When looking for an alternative to SLS, it's essential to consider the specific product and your skin or hair type. Many people with sensitive skin or allergies find that these alternatives cause less irritation or dryness compared to SLS. However, individual reactions may vary, so it's a good idea to test a new product on a small area before full use.
Sodium Lauryl Sulfate (SLS) does not cause issues for everyone, and some people can use products containing SLS without any adverse effects. However, it is essential to recognise that even some SLS alternatives can be potential irritants for certain individuals. It is not a one-size-fits-all situation, as everyone's skin and hair may react differently to various ingredients.

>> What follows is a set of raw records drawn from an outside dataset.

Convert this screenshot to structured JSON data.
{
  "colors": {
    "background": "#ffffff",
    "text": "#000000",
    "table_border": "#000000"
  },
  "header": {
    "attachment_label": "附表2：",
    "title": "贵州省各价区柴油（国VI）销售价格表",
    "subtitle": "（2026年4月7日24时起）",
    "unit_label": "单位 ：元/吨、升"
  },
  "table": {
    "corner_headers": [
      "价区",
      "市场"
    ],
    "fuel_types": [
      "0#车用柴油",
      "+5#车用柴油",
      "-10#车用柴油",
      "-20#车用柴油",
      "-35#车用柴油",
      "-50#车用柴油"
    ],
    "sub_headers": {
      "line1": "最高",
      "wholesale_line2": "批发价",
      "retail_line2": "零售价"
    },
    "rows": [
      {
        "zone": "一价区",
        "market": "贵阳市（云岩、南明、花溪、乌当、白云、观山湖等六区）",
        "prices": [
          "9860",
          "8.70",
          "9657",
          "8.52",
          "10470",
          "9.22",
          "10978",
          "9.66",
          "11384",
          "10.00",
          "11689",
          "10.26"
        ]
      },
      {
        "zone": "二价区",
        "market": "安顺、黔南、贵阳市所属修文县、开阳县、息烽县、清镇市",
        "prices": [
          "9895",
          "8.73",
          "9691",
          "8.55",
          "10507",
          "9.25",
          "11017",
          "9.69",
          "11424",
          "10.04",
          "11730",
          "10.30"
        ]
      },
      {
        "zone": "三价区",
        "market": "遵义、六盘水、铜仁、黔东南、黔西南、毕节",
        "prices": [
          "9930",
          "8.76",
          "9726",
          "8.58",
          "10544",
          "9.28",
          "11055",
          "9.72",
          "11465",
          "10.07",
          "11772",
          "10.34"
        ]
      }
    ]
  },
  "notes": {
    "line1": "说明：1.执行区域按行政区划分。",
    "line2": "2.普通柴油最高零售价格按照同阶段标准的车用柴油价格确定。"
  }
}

When trying out any new product, it is always wise to perform a patch test first. Apply a small amount of the product to a discreet area of skin and wait for at least 24 hours to check for any signs of irritation or an allergic reaction. This precautionary step can help you avoid any unpleasant surprises when using the product more extensively.
If you have already found a product that works well for you and does not cause any irritation, it is advisable to stick with it. However, if you are in search of something new, consider exploring products specifically formulated for sensitive skin, particularly when it comes to facial and hair care products. These formulations often contain milder ingredients and are less likely to cause irritation or other adverse reactions.
Remember that finding the right personal care products may require some experimentation, as individual preferences and sensitivities vary. Always pay attention to your skin's and hair's response to a product and adjust your choices accordingly to maintain their health and well-being.